一方、同時期のコニカミノルタは、製造の自動化で効率化を図る、社員教育を通じて事務機事業から他部門への異動を奨励する、他社への転職を促す「特別転進支援」を行うなどの策を講じたものの、他社ほどの痛みを伴う人員削減には踏み切らなかった。

 逆風を前に無策でいたわけではない。コニカミノルタは事業転換へと舵を切り、次の成長柱を育成すべく買収を繰り返した。中でも大きかったのがプレシジョンメディシン分野だ。

 2017年、世界トップクラスの遺伝子解析技術を持つアメリカのアンブリー社を買収し、プレシジョンメディシン分野に本格参入。アンブリー社の事業を強化するため、診断の指標となるバイオマーカーの探索・設定に強みがあるアメリカのインビクロ社も続いて買収した。2社の買収額は合算で1200億円を超える。

 治療のために遺伝子やタンパク質の解析を行うプレシジョンメディシンは、患者の体質に適した治療が可能になると期待されているほか、遺伝的・体質的な疾患の早期発見や予防の助けになるともみられている。手軽さや予防診断への関心の高まりから、成長の余地がある。

 しかし買収後は部門赤字が続いていた。2023年3月期にはプレシジョンメディシン事業で1000億円超の減損損失を計上。コロナ禍で思ったように検査が実施できなかったこと、データの収集を最優先に検査数を積み上げる競合が出現したことにより成長シナリオは崩れた。

 コニカミノルタの大幸利充社長は「症例数が増え、その結果収益が上がるとみていたが、設定についてもう少しリスクケースを見るべきだった」と当初の見通しの甘さについて反省の弁を述べた。

■残る火種は「非重点事業の後始末」

 コニカミノルタはアンブリー社、インビクロ社を買収した後、2社を傘下に置く子会社のアメリカ株式市場への上場を目指していた。成長投資に必要な資金を市場調達する算段だったが、今年3月にインビクロ社を現地企業に173億円で事業譲渡すると発表。インビクロ社の買収価格は約320億円だったため、買収効果どころか損失を計上する結果となった。

 インビクロ社の売却が決まり、上場による資金調達も見込めなくなった以上、買収に800億円超を投じたアンブリー社も手離れすると予想される。期待の新事業から一転、巨額の損失を出して撤退候補となったプレシジョンメディシンの“後始末”が残されている。

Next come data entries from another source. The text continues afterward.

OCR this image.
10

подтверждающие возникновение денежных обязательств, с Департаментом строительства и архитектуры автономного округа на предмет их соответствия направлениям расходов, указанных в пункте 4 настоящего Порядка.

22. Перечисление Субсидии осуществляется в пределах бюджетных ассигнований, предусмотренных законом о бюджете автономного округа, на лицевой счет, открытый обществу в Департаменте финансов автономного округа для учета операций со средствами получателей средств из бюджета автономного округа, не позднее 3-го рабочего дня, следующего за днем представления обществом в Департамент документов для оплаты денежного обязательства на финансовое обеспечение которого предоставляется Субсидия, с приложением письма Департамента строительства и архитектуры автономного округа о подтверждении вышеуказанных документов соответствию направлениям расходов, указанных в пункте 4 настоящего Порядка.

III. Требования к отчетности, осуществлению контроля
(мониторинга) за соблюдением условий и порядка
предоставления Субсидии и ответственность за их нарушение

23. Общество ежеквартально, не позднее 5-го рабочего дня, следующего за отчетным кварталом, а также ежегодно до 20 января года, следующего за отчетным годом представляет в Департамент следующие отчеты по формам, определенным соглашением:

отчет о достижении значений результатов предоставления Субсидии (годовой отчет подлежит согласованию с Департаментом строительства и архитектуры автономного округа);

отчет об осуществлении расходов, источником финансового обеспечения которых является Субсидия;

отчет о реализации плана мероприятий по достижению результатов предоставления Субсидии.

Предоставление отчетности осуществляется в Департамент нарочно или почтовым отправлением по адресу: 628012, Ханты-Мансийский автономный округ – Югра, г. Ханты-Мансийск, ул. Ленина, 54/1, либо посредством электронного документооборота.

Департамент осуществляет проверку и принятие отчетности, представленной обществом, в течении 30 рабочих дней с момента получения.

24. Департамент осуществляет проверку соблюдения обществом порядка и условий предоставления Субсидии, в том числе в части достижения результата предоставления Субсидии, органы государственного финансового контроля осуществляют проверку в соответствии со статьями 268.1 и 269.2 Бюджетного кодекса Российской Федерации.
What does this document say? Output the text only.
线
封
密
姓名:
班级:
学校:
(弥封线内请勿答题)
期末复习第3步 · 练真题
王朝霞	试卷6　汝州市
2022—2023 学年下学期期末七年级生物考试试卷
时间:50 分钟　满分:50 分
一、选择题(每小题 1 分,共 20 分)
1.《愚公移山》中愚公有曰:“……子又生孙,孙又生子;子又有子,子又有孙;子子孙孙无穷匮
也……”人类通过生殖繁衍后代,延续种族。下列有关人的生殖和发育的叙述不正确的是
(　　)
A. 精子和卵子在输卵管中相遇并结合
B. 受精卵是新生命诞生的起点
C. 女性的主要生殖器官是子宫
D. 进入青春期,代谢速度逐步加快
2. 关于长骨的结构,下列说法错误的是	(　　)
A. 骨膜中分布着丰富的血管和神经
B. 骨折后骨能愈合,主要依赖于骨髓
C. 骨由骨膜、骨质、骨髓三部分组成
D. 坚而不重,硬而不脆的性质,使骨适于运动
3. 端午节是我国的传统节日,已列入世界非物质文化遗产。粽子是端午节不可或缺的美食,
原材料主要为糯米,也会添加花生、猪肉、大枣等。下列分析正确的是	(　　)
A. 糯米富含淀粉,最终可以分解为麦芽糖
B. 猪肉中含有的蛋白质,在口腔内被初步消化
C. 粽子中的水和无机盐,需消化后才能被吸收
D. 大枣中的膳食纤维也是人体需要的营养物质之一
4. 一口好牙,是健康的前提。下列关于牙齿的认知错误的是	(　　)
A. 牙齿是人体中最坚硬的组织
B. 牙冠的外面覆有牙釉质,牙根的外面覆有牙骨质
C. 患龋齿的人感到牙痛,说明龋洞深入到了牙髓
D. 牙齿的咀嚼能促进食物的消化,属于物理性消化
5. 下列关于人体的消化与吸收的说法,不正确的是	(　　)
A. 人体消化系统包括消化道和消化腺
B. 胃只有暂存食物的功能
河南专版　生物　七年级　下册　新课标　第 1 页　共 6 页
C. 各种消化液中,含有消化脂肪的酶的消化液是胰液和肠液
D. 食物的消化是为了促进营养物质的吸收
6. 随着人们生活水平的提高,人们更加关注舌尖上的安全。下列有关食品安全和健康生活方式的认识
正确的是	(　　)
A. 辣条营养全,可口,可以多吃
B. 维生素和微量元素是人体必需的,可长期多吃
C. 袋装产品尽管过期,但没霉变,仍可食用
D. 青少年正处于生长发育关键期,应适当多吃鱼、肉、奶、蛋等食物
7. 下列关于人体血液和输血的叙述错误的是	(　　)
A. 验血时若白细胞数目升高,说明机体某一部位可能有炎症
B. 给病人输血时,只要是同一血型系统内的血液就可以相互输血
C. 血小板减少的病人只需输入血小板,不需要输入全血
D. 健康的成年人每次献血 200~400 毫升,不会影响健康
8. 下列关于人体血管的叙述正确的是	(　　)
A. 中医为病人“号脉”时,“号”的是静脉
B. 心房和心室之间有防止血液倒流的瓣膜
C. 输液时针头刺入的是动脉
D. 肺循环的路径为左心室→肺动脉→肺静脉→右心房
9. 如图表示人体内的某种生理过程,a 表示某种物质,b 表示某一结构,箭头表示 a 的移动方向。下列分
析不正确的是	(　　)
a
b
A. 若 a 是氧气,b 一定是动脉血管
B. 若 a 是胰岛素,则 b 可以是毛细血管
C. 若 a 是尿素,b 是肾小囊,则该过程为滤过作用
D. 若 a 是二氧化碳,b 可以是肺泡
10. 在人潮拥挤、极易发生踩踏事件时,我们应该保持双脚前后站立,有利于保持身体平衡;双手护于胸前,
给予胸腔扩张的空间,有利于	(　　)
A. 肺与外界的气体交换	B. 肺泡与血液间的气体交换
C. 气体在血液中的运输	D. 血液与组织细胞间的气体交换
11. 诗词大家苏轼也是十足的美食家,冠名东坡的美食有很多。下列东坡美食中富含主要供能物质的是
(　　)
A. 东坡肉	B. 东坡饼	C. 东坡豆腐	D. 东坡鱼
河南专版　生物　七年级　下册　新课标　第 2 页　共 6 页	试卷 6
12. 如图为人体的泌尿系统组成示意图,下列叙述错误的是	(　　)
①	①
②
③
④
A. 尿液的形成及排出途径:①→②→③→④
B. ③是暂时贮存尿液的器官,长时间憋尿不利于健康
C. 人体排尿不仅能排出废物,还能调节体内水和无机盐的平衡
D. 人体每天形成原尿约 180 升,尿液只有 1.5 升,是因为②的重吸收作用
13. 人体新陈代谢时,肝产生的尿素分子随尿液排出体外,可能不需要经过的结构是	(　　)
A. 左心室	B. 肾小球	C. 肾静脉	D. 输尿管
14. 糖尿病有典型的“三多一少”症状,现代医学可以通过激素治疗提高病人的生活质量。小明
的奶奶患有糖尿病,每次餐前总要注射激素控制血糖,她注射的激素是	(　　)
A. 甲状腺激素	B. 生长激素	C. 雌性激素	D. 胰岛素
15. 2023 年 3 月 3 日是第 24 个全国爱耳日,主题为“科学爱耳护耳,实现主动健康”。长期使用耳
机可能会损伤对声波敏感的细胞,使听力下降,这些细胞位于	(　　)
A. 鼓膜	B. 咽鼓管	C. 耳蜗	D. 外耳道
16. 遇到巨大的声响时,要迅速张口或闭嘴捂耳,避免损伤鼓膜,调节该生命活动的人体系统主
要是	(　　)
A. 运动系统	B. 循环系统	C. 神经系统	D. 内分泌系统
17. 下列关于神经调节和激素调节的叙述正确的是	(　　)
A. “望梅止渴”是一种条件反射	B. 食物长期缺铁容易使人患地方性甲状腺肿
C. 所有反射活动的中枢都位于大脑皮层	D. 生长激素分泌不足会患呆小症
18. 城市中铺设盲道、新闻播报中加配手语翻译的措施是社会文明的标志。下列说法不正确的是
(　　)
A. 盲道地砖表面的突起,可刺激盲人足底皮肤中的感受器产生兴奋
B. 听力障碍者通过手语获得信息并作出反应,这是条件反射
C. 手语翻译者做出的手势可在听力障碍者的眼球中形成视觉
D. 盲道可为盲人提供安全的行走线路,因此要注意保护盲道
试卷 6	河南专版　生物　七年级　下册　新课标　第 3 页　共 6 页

 今回の2400人規模の削減は、4期連続赤字という異常事態に至って迫られた改革だ。主力の事務機事業の改革では他社に後れを取り、期待の新事業も軌道に乗せられなかったコニカミノルタ。「過去の反省と学びを、今後の経営に最大限に生かす覚悟」(大幸社長)。負の遺産とどう向き合い、どう立て直すのか。正念場は続く。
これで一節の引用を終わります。